A social individual not only needs to ensure the support from his/her group in the present, but rather, it also needs to have some security that this support will be provided in the future. The function of the affective signs lies in satisfying this necessity. When people smile to others they transmit them the promise that they can count on them in the future. This means that they are and will be recognized as members of the group and therefore, that they are willing to provide their affection (work) when needed. The result is that the person that receives the smile experiences a positive emotion. 

Nevertheless, the fact of emitting affective signs doesn't assure a future transmission of affection in all cases, because this will depend on the real working capacity that the transmitter has. This explains why, in practice, people that emit affective signs (smiles, greetings, promises, etc.) not always can provide the help expected. This difference between affective intention and real affection given causes frequent and varied conflicts within the human relationships. 

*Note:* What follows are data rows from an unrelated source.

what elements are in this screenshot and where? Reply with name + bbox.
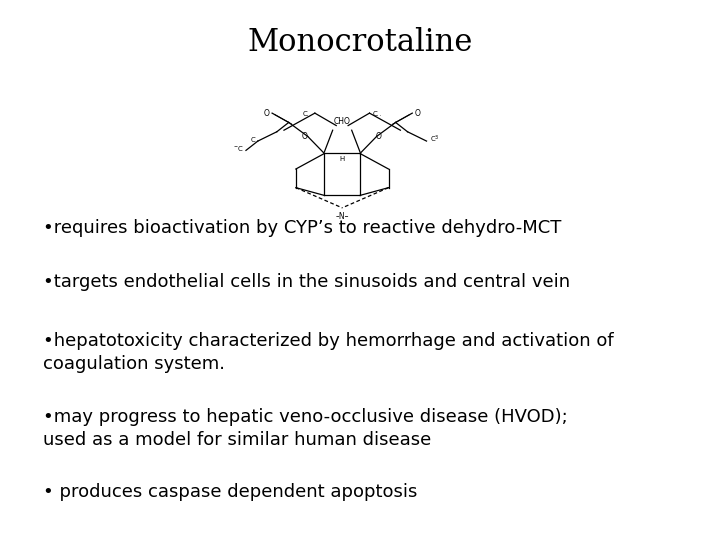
Text: C$_{\cdot\cdot}$: C$_{\cdot\cdot}$ (372, 109, 382, 117)
Text: $^{-}$C: $^{-}$C (233, 144, 243, 153)
Text: O: O (301, 132, 307, 141)
Text: –N–: –N– (336, 212, 349, 221)
Text: O: O (264, 109, 270, 118)
Text: O: O (376, 132, 382, 141)
Text: •targets endothelial cells in the sinusoids and central vein: •targets endothelial cells in the sinuso… (43, 273, 570, 291)
Text: •may progress to hepatic veno-occlusive disease (HVOD);
used as a model for simi: •may progress to hepatic veno-occlusive … (43, 408, 568, 449)
Text: •requires bioactivation by CYP’s to reactive dehydro-MCT: •requires bioactivation by CYP’s to reac… (43, 219, 562, 237)
Text: •hepatotoxicity characterized by hemorrhage and activation of
coagulation system: •hepatotoxicity characterized by hemorrh… (43, 332, 614, 373)
Text: C$_{\cdot\cdot}$: C$_{\cdot\cdot}$ (302, 109, 312, 117)
Text: C$^3$: C$^3$ (430, 134, 440, 145)
Text: O: O (415, 109, 420, 118)
Text: H: H (340, 156, 345, 162)
Text: • produces caspase dependent apoptosis: • produces caspase dependent apoptosis (43, 483, 418, 501)
Text: Monocrotaline: Monocrotaline (247, 27, 473, 58)
Text: C: C (251, 137, 256, 143)
Text: CHO: CHO (334, 117, 351, 126)
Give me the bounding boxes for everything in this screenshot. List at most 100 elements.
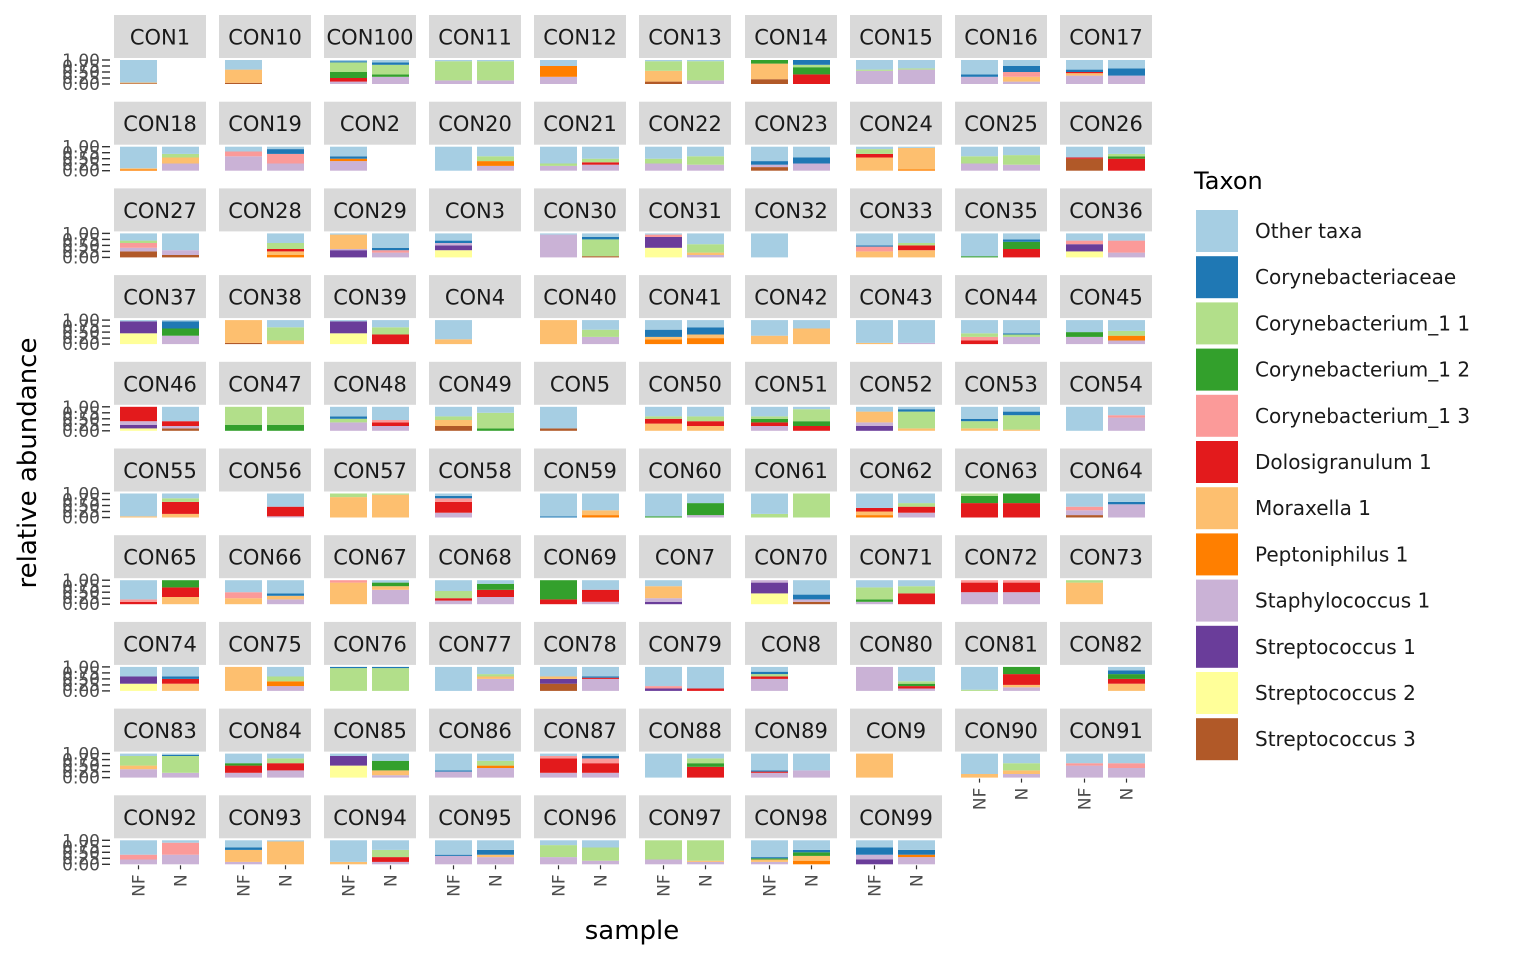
bar-segment xyxy=(120,493,157,517)
facet-strip xyxy=(639,795,731,839)
bar-segment xyxy=(856,859,893,865)
bar-segment xyxy=(330,668,367,691)
bar-segment xyxy=(793,580,830,595)
bar-segment xyxy=(1003,406,1040,412)
facet-panel: CON37 0.000.250.500.751.00 xyxy=(62,275,206,355)
bar-segment xyxy=(435,250,472,258)
y-tick-label: 0.25 xyxy=(62,763,100,783)
bar-segment xyxy=(645,416,682,419)
bar-segment xyxy=(120,247,157,252)
y-tick-label: 0.00 xyxy=(62,769,100,789)
bar-segment xyxy=(372,334,409,345)
bar-segment xyxy=(961,666,998,690)
bar-segment xyxy=(751,493,788,514)
bar-segment xyxy=(225,765,262,773)
facet-panel: CON14 xyxy=(745,15,837,84)
facet-panel: CON7 xyxy=(639,535,731,605)
bar-segment xyxy=(751,161,788,165)
bar-segment xyxy=(162,320,199,322)
facet-strip xyxy=(639,188,731,232)
bar-segment xyxy=(372,422,409,426)
y-tick-label: 0.50 xyxy=(62,236,100,256)
bar-segment xyxy=(687,860,724,862)
bar-segment xyxy=(687,244,724,253)
bar-segment xyxy=(330,756,367,766)
facet-panel: CON92 0.000.250.500.751.00 NF N xyxy=(62,795,206,897)
bar-segment xyxy=(1108,146,1145,154)
y-tick-label: 0.75 xyxy=(62,317,100,337)
bar-segment xyxy=(793,60,830,65)
facet-label: CON7 xyxy=(655,546,715,570)
legend-item: Streptococcus 3 xyxy=(1196,718,1416,761)
bar-segment xyxy=(1003,81,1040,84)
facet-panel: CON95 NF N xyxy=(429,795,521,897)
legend-item: Moraxella 1 xyxy=(1196,487,1371,530)
facet-strip xyxy=(534,361,626,405)
bar-segment xyxy=(435,840,472,855)
bar-segment xyxy=(1003,239,1040,242)
bar-segment xyxy=(687,233,724,245)
facet-strip xyxy=(955,448,1047,492)
facet-label: CON51 xyxy=(754,372,828,396)
bar-segment xyxy=(1108,674,1145,679)
bar-segment xyxy=(1066,763,1103,766)
bar-segment xyxy=(751,335,788,345)
bar-segment xyxy=(540,857,577,865)
facet-strip xyxy=(1060,275,1152,319)
bar-segment xyxy=(1066,320,1103,333)
facet-panel: CON5 xyxy=(534,361,626,431)
bar-segment xyxy=(645,339,682,345)
bar-segment xyxy=(330,840,367,862)
facet-panel: CON88 xyxy=(639,708,731,778)
facet-label: CON21 xyxy=(543,112,617,136)
bar-segment xyxy=(120,146,157,169)
legend-swatch xyxy=(1196,579,1238,622)
bar-segment xyxy=(372,62,409,65)
facet-strip xyxy=(1060,708,1152,752)
bar-segment xyxy=(1066,158,1103,171)
bar-segment xyxy=(751,674,788,677)
legend-item: Corynebacterium_1 1 xyxy=(1196,302,1470,345)
bar-segment xyxy=(540,60,577,66)
facet-label: CON55 xyxy=(123,459,197,483)
bar-segment xyxy=(856,493,893,508)
facet-panel: CON24 xyxy=(850,101,942,171)
bar-segment xyxy=(435,770,472,772)
y-tick-label: 1.00 xyxy=(62,658,100,678)
bar-segment xyxy=(372,857,409,862)
facet-strip xyxy=(745,535,837,579)
bar-segment xyxy=(961,592,998,605)
facet-strip xyxy=(534,795,626,839)
facet-label: CON72 xyxy=(964,546,1038,570)
facet-strip xyxy=(324,708,416,752)
facet-strip xyxy=(324,535,416,579)
facet-panel: CON28 xyxy=(219,188,311,258)
legend-label: Corynebacterium_1 1 xyxy=(1255,311,1470,335)
facet-panel: CON58 xyxy=(429,448,521,518)
bar-segment xyxy=(120,169,157,171)
facet-panel: CON23 xyxy=(745,101,837,171)
bar-segment xyxy=(645,146,682,159)
facet-panel: CON15 xyxy=(850,15,942,84)
bar-segment xyxy=(582,510,619,516)
bar-segment xyxy=(435,240,472,243)
facet-panel: CON63 xyxy=(955,448,1047,518)
facet-panel: CON40 xyxy=(534,275,626,345)
facet-strip xyxy=(745,188,837,232)
bar-segment xyxy=(582,515,619,518)
bar-segment xyxy=(1003,411,1040,416)
bar-segment xyxy=(1066,69,1103,72)
bar-segment xyxy=(330,158,367,162)
bar-segment xyxy=(645,61,682,71)
bar-segment xyxy=(477,61,514,81)
legend-swatch xyxy=(1196,487,1238,530)
bar-segment xyxy=(582,164,619,171)
facet-label: CON20 xyxy=(438,112,512,136)
facet-panel: CON85 xyxy=(324,708,416,778)
bar-segment xyxy=(267,255,304,258)
bar-segment xyxy=(751,593,788,605)
facet-label: CON89 xyxy=(754,719,828,743)
facet-strip xyxy=(534,188,626,232)
facet-strip xyxy=(324,188,416,232)
bar-segment xyxy=(120,83,157,84)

The affective signs are also a way of stimulating the reciprocity in the affective exchange, since the receiver experiences an obligation to compensate the transmitter for the (potential) affection received. If an individual who carries out a work in benefit of another (that is to say, that provides real affection) doesn't emit affective signs, is in risk of not being compensated by the other one. This way, we not only help the others but we also make them know it, in order to activate the social processes (genetic and cultural) responsible for establishing a reciprocal exchange.

In summary, affection is the help and collaboration from others that all social individual need to survive. Affection is provided through the execution of any type of work (non-remunerated work in the modern human species) done in benefit of the survival of another individual and, therefore, it is transferable, limited and accumulative. As the social complexity of the species increases appear the affective signs, which are stereotyped behaviors to ensure the reciprocity in the affective exchanges in the group. 

The affection economy in human social relationships is extremely complex while the knowledge that we nowadays have about it is very general and rudimentary. Let us hope that the scientific attitudes towards affective exchange will significantly change during the next decades.